Gros tournant dans les dossiers des stations des forages et des lampadaires avec la mesure d’interdiction de quitter le territoire national contre des personnalités impliquées dans ce «scandale». Parmi elles, le ministre des Finances, Nicolas Kazadi, débarqué samedi d’un avion et empêché de voyager pour Paris en France, où le président de la République Félix Tshisekedi entame une visite officielle ce lundi. Pour cause, une correspondance du Procureur général près la Cour de cassation, Firmin Mvonde, demandant à la Direction générale de migration -DGM- de ne pas laisser les personnes impliquées dans ces deux affaires traverser les frontières. Firmin Mvonde a dit craindre de voir ces personnes, «accusées d’avoir commis l’infraction de détournement des deniers publics, ne puissent se soustraire des poursuites judiciaires engagées contre eux».
En plus de Nicolas Kazadi, la mesure concerne également son collègue du Développement rural, François Rubota, tuteur du projet. Guy Mikulu Pombo, prédécesseur de Rubota, à l’origine de ce projet, est aussi dans le collimateur de la justice. Les entrepreneurs malien Samba Bathily, bénéficiaire du marché des lampadaires, et RD-congolais Mike Kasenga, chef de file du Consortium chargé d’installer les stations des forages, ont également été interdits de quitter le territoire national.
Cette décision rencontre une des revendications de la Société civile en faveur des «mesures conservatoires» mais est cependant jugée insuffisante alors que plusieurs attendent impatiemment le dénouement de l’action du Procureur. Pour Maître Georges Kapiamba, président de l’ONG ACAJ, le Parquet devrait aussi geler les avoirs de toutes les personnalités visées dans le cadre de cette enquête pénale. Les autres mesures préconisées par ACAJ sont notamment la détention préventive, la perquisition des bureaux et résidences.
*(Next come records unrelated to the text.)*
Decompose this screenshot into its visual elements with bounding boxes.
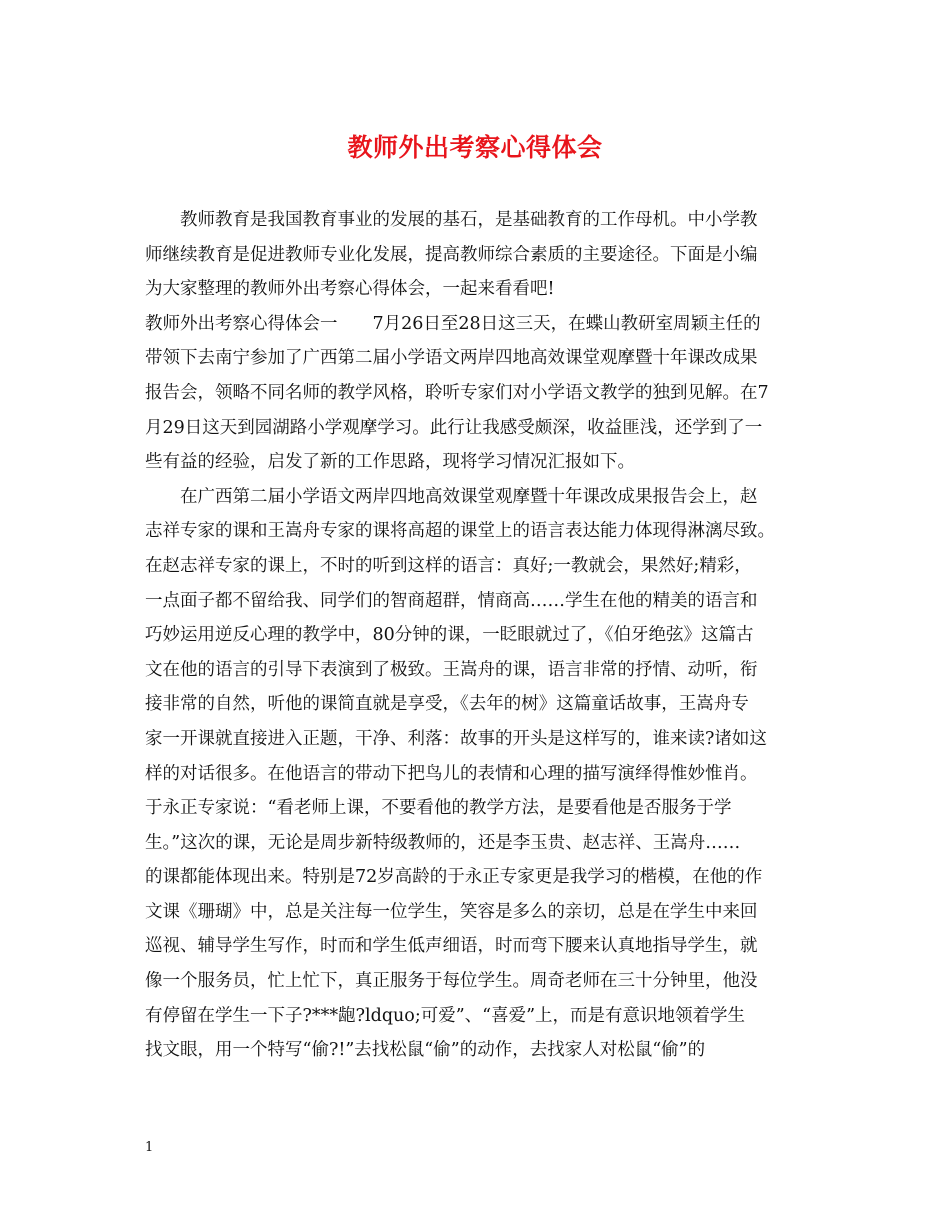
document-body bbox=[145, 203, 815, 1068]
body-line: 巡视、辅导学生写作，时而和学生低声细语，时而弯下腰来认真地指导学生，就 bbox=[145, 936, 758, 957]
page-number: 1 bbox=[145, 1140, 154, 1155]
document-title: 教师外出考察心得体会 bbox=[347, 133, 603, 162]
body-line: 的课都能体现出来。特别是72岁高龄的于永正专家更是我学习的楷模，在他的作 bbox=[145, 867, 763, 888]
body-line: 为大家整理的教师外出考察心得体会，一起来看看吧! bbox=[145, 279, 555, 300]
body-line: 找文眼，用一个特写“偷?!”去找松鼠“偷”的动作，去找家人对松鼠“偷”的 bbox=[145, 1040, 706, 1061]
body-line: 月29日这天到园湖路小学观摩学习。此行让我感受颇深，收益匪浅，还学到了一 bbox=[145, 417, 763, 438]
body-line: 在赵志祥专家的课上，不时的听到这样的语言：真好;一教就会，果然好;精彩， bbox=[145, 555, 752, 576]
body-line: 报告会，领略不同名师的教学风格，聆听专家们对小学语文教学的独到见解。在7 bbox=[145, 382, 769, 403]
body-line: 巧妙运用逆反心理的教学中，80分钟的课，一眨眼就过了，《伯牙绝弦》这篇古 bbox=[145, 625, 754, 646]
body-line: 师继续教育是促进教师专业化发展，提高教师综合素质的主要途径。下面是小编 bbox=[145, 244, 758, 265]
body-line: 一点面子都不留给我、同学们的智商超群，情商高……学生在他的精美的语言和 bbox=[145, 590, 758, 611]
body-line: 在广西第二届小学语文两岸四地高效课堂观摩暨十年课改成果报告会上，赵 bbox=[180, 486, 758, 507]
body-line: 文在他的语言的引导下表演到了极致。王嵩舟的课，语言非常的抒情、动听，衔 bbox=[145, 659, 758, 680]
body-line: 教师教育是我国教育事业的发展的基石，是基础教育的工作母机。中小学教 bbox=[180, 210, 758, 230]
body-line: 于永正专家说：“看老师上课，不要看他的教学方法，是要看他是否服务于学 bbox=[145, 798, 732, 819]
body-line: 志祥专家的课和王嵩舟专家的课将高超的课堂上的语言表达能力体现得淋漓尽致。 bbox=[145, 521, 775, 542]
body-line: 些有益的经验，启发了新的工作思路，现将学习情况汇报如下。 bbox=[145, 452, 635, 473]
body-line: 教师外出考察心得体会一 7月26日至28日这三天，在蝶山教研室周颖主任的 bbox=[145, 313, 761, 334]
body-line: 接非常的自然，听他的课简直就是享受，《去年的树》这篇童话故事，王嵩舟专 bbox=[145, 694, 749, 715]
body-line: 像一个服务员，忙上忙下，真正服务于每位学生。周奇老师在三十分钟里，他没 bbox=[145, 971, 758, 992]
body-line: 家一开课就直接进入正题，干净、利落：故事的开头是这样写的，谁来读?诸如这 bbox=[145, 728, 767, 749]
body-line: 生。”这次的课，无论是周步新特级教师的，还是李玉贵、赵志祥、王嵩舟…… bbox=[145, 832, 741, 853]
body-line: 带领下去南宁参加了广西第二届小学语文两岸四地高效课堂观摩暨十年课改成果 bbox=[145, 348, 758, 369]
body-line: 有停留在学生一下子?***龅?ldquo;可爱”、“喜爱”上，而是有意识地领着学生 bbox=[145, 1005, 746, 1026]
body-line: 样的对话很多。在他语言的带动下把鸟儿的表情和心理的描写演绎得惟妙惟肖。 bbox=[145, 763, 758, 784]
body-line: 文课《珊瑚》中，总是关注每一位学生，笑容是多么的亲切，总是在学生中来回 bbox=[145, 901, 758, 922]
La structure de Kapiamba attend également du Président de la République la suspension des membres du gouvernement et l’interdiction d’accéder à leurs bureaux, en l’occurrence Nicolas Kazadi et François Rubota.
Ça sent clairement mauvais dans ces deux dossiers qui ont fait grand bruit dans l’opinion ces dernières semaines alors que Nicolas Kazadi tente, tant bien que mal, de clamer son innocence, expliquant n’être intervenu qu’au moment de payer. «Pour un marché conclu et validé bien avant moi et que moi je vienne seulement pour payer, quel mal ai-je fait?», s’était-il interrogé. Dans une correspondance adressée le 27 avril au PG Cassation, l’argentier national jure qu’à ce jour, «aucun organe de contrôle n’est parvenu à établir une quelconque surfacturation». Pourtant, quelques jours avant, intervenant dans un briefing, Kazadi avait reconnu le prix à l’unité «beaucoup trop élevé», au point de renvoyer, dans un premier temps, l’entrepreneur pour harmonisation. En plus des soupçons des surfacturations, toutes ces stations n’ont pas été livrées à ce jour. Dans l’acte d’engagement signé le 15 avril dernier en présence de l’IGF, Mike Kasenga, chef de file du Consortium en charge de l’exécution du marché des stations des forages, a reconnu n’avoir livré que 29 stations à Kinshasa et dans la Tshopo, promettant de livrer les 239 autres au plus tard le 15 juillet prochain.